O entendimento da cultura e do contexto histórico de Israel nos tempos bíblicos é extremamente importante para que possamos compreender melhor a mensagem bíblica. Talvez todos que leem este texto concordam com isso.
O exemplo que ora mostraremos – de uma interpretação possivelmente equivocada – não é daqueles tão relevantes por seu conteúdo ou carga doutrinária envolvida, contudo é surpreendente pelo fato de termos estabelecido um senso comum sobre o significado do que está escrito e termos popularizado uma ideia distorcida do fato.
O ocorrido trata-se da profecia de Jesus Cristo em relação a Pedro afirmando que ele o negaria antes que o galo cantasse, conforme o evangelho de Mateus 26.69-75 e paralelos. A pergunta é: realmente foi um galo (ave) que cantou ou era possível o fato do galo cantar se referir a outra coisa?
Um problema em aceitar que uma ave realmente tenha cantado para “selar” a negação de Pedro é que em Jerusalém não havia galos ou galinhas. Havia até mesmo uma proibição de criá-los visto que Jerusalém era considerada a cidade santa e, por questões de higiene, e pureza das coisas santas, não era permitido criar os bichinhos.
Como podemos entender então o texto que fala do “canto do galo”?
Segundo Martins[1] (2011, p. 61) o segredo está em compreender como os romanos dividiam a noite. Ela era dividida em quatro vigílias de aproximadamente três horas cada uma da seguinte forma:
a) Prima vigilia: do pôr do sol até às 9 horas, também chamada de vigília do entardecer.
b) Secunda vigília: das 9 horas à meia-noite, chamada de vigília da meia noite.
c) Tertia vigília: de zero horas às 3 horas, também conhecida como vigília do canto do galo.
d) Quarta vigília: das três horas até a aurora, chamada de vigília do amanhecer.
Essas quatro vigílias determinavam o período de serviço das guardas romanas. Os judeus, posteriormente, também adotaram essa divisão para a noite. As quatro vigílias são designadas pelo nome especial de cada uma no texto bíblico a seguir: “Vigiai, pois, porque não sabeis quando virá o dono da casa: se à tarde, se à meia-noite, se ao cantar do galo, se pela manhã; para que, vindo ele inesperadamente, não vos ache dormindo. O que, porém, vos digo, digo a todos: vigiai!” (Marcos 13.35-37, grifo nosso). As expressões tarde, meia-noite, cantar do galo e manhã referem-se claramente ao final de cada vigília da noite mencionada anteriormente.

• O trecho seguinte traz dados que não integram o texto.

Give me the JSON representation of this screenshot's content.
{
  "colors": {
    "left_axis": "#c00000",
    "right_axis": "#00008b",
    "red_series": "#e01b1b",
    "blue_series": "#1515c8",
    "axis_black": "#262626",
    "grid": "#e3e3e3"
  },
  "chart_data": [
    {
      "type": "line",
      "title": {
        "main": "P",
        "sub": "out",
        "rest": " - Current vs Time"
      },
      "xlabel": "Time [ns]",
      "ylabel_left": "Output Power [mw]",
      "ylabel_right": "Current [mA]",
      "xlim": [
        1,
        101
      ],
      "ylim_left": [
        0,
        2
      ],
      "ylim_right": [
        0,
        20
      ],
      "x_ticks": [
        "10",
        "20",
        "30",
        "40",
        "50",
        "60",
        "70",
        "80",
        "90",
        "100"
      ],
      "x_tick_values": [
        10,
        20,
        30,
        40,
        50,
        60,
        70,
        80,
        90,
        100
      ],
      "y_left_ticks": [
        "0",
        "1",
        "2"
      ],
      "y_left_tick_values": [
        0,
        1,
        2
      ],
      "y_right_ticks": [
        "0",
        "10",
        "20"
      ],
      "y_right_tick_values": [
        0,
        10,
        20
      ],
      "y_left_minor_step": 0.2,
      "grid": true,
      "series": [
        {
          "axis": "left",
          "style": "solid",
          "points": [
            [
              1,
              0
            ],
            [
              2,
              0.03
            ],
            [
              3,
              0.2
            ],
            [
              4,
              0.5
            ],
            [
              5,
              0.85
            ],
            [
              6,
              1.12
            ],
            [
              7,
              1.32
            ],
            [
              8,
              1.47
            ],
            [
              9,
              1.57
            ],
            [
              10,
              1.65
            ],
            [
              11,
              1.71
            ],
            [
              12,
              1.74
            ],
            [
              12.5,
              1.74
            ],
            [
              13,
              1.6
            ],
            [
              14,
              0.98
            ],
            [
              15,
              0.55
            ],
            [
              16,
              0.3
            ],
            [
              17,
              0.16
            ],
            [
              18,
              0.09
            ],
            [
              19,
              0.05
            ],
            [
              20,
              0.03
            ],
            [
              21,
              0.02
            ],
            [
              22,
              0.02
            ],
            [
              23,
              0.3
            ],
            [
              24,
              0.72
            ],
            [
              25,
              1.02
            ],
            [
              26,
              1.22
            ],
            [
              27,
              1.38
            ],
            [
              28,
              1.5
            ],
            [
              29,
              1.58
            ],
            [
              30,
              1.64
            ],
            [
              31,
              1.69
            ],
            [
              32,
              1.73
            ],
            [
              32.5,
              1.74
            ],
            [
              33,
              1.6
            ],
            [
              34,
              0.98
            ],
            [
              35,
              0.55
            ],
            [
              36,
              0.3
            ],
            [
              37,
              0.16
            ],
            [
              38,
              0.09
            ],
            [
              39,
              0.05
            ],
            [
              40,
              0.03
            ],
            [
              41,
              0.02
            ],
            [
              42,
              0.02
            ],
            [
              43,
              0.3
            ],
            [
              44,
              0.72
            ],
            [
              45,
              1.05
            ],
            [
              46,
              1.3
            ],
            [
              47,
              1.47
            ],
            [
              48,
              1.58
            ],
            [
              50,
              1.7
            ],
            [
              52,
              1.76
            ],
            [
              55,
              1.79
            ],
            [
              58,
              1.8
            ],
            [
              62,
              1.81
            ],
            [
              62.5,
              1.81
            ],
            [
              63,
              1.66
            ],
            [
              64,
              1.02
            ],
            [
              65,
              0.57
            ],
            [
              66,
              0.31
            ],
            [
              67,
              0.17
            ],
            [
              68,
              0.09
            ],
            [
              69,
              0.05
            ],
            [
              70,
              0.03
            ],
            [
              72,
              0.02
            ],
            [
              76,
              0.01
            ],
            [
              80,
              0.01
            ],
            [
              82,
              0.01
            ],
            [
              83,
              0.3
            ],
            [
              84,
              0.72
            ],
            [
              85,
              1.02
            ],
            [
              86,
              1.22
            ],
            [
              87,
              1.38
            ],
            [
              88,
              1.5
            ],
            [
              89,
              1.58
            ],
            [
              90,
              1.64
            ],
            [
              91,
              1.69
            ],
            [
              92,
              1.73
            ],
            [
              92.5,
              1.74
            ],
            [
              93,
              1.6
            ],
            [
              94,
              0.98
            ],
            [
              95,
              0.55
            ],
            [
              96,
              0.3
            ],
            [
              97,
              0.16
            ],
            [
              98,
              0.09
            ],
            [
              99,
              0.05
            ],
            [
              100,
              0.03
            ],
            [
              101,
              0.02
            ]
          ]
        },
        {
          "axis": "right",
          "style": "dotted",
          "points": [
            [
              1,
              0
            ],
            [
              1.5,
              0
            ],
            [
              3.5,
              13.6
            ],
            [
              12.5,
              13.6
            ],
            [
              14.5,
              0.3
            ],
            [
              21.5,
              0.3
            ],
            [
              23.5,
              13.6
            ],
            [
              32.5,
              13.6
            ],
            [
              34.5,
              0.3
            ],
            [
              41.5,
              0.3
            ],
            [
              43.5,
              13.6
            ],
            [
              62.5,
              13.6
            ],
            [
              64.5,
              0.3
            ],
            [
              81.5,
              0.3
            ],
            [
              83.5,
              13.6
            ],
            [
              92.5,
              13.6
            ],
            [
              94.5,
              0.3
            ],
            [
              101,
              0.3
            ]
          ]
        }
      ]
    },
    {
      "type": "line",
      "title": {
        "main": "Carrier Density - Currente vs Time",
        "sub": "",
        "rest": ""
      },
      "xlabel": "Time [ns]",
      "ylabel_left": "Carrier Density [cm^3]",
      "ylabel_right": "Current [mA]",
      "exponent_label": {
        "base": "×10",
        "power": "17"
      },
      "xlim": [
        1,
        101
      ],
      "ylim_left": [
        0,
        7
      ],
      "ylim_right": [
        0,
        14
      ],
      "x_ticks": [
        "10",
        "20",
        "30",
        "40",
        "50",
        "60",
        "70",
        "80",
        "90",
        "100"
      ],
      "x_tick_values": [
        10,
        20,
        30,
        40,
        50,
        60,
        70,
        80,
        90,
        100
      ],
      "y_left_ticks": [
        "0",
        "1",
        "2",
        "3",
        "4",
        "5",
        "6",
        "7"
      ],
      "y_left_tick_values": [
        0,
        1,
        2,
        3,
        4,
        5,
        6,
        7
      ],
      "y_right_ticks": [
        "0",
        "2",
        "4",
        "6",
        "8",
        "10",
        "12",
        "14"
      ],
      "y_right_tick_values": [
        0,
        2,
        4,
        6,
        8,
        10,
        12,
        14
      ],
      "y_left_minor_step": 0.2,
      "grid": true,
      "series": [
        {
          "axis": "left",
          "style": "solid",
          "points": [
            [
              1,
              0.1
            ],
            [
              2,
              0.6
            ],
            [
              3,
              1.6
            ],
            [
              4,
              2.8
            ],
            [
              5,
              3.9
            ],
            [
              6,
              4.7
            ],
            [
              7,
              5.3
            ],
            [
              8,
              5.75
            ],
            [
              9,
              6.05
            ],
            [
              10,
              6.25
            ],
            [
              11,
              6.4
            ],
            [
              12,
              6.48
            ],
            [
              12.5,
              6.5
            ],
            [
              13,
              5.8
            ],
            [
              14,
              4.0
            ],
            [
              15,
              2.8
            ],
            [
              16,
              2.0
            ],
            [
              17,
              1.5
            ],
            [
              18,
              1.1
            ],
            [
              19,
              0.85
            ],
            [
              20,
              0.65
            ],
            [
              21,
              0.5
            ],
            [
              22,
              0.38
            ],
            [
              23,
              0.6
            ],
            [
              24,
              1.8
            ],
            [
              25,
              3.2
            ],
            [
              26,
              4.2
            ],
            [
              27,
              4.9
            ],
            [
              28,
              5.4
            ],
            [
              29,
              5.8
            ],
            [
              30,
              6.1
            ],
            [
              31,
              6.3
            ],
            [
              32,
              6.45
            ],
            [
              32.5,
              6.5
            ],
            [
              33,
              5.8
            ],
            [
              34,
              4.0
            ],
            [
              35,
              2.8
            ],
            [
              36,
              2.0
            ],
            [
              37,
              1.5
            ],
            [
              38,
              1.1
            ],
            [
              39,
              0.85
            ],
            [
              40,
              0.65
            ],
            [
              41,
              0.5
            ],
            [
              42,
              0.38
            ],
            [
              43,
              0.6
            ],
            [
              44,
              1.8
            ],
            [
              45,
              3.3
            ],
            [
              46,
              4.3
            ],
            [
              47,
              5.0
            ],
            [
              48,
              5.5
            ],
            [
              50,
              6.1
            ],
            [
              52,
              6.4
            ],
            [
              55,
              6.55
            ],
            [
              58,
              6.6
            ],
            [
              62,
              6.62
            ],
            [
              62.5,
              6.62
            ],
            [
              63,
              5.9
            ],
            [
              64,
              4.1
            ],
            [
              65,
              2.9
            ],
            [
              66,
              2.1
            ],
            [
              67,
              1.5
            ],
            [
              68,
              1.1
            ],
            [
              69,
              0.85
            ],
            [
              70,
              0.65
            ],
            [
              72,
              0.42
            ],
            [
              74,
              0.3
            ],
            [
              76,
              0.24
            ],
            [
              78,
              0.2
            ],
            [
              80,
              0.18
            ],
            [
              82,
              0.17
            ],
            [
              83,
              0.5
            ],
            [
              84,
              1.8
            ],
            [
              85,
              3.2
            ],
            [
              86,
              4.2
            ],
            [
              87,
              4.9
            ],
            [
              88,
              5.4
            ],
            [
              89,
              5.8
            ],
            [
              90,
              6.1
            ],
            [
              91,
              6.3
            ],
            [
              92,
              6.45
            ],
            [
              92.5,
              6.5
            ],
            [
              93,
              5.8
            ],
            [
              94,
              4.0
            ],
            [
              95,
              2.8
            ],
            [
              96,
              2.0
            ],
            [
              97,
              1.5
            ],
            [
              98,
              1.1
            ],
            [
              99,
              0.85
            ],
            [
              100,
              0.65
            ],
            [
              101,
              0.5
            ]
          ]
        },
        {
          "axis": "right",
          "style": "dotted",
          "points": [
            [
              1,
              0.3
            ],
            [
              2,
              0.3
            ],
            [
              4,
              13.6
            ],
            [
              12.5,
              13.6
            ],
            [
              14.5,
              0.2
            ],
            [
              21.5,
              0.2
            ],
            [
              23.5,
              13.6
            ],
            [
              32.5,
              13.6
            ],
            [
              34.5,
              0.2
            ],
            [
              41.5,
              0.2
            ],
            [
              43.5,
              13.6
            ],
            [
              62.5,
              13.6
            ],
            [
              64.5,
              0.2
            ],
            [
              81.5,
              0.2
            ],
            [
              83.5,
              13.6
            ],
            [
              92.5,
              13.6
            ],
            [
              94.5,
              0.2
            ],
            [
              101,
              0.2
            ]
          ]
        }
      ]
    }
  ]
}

O mais interessante ainda é que, segundo Martins[2]: “o ‘canto do galo’ era a expressão usada naquela época no império romano para se referir ao toque da trombeta tocada pelo soldado romano avisando a todos o final da terceira vigília da noite”. O final de cada vigília e o início de outra era marcada por um toque de trombeta, mas aquela da terceira vigília tinha o nome especial de gallicinium em latim que traduzido para o português significa “o canto do galo”. Assim, conforme o exposto, possivelmente Jesus Cristo estaria afirmando que a última negação de Pedro se daria antes das 3 horas da madrugada, ou seja, antes do tocar da trombeta (cantar do galo) que finalizaria a terceira vigília da noite.
Todo mundo em Jerusalém sabia do toque da troca de guarda às 3 horas da manhã no castelo de Antônia e conheciam que o toque da trombeta era chamado de “canto do galo”. Jesus não falara de um corriqueiro canto de um galo no fundo do quintal da casa de Anás e de Caifás, mas do barulho ensurdecedor da trombeta que se espalhava por toda Jerusalém, soando forte nos ouvidos de Pedro, balançando sua alma, fazendo com que chorasse copiosamente por ter traído a Jesus. (MARTINS, 2011, p. 67).
O que dizer então quando Marcos afirma que o galo cantaria “duas vezes”? (Marcos 14.30). Realmente trata-se do toque duplo da trombeta. Em dias festivos às vezes era preciso dar dois toques. Um primeiro numa direção e, em seguida, após alguns momentos, outro noutra direção. Também há a possibilidade dada pelo historiador Plínio de que o toque dado à meia-noite era chamado de o “primeiro cantar do galo” já o toque às 3 horas, finalizando a vigília, era conhecido como “segundo cantar do galo” conforme Martins. De qualquer forma trata-se de um toque “duplo” da trombeta.
Como dito antes, o fato é simples. Não alterará em nada a vida espiritual de ninguém (esperamos). Contudo, nos serve como alerta para nos aprimorarmos na interpretação bíblica e sermos um pouco mais criteriosos quanto à compreensão dos fatos. Precisamos buscar informação da época e o contexto vivencial dos personagens e não atribuirmos ao texto nossas impressões atuais como leitores e nem mesmo nossa perspectiva pós-moderna.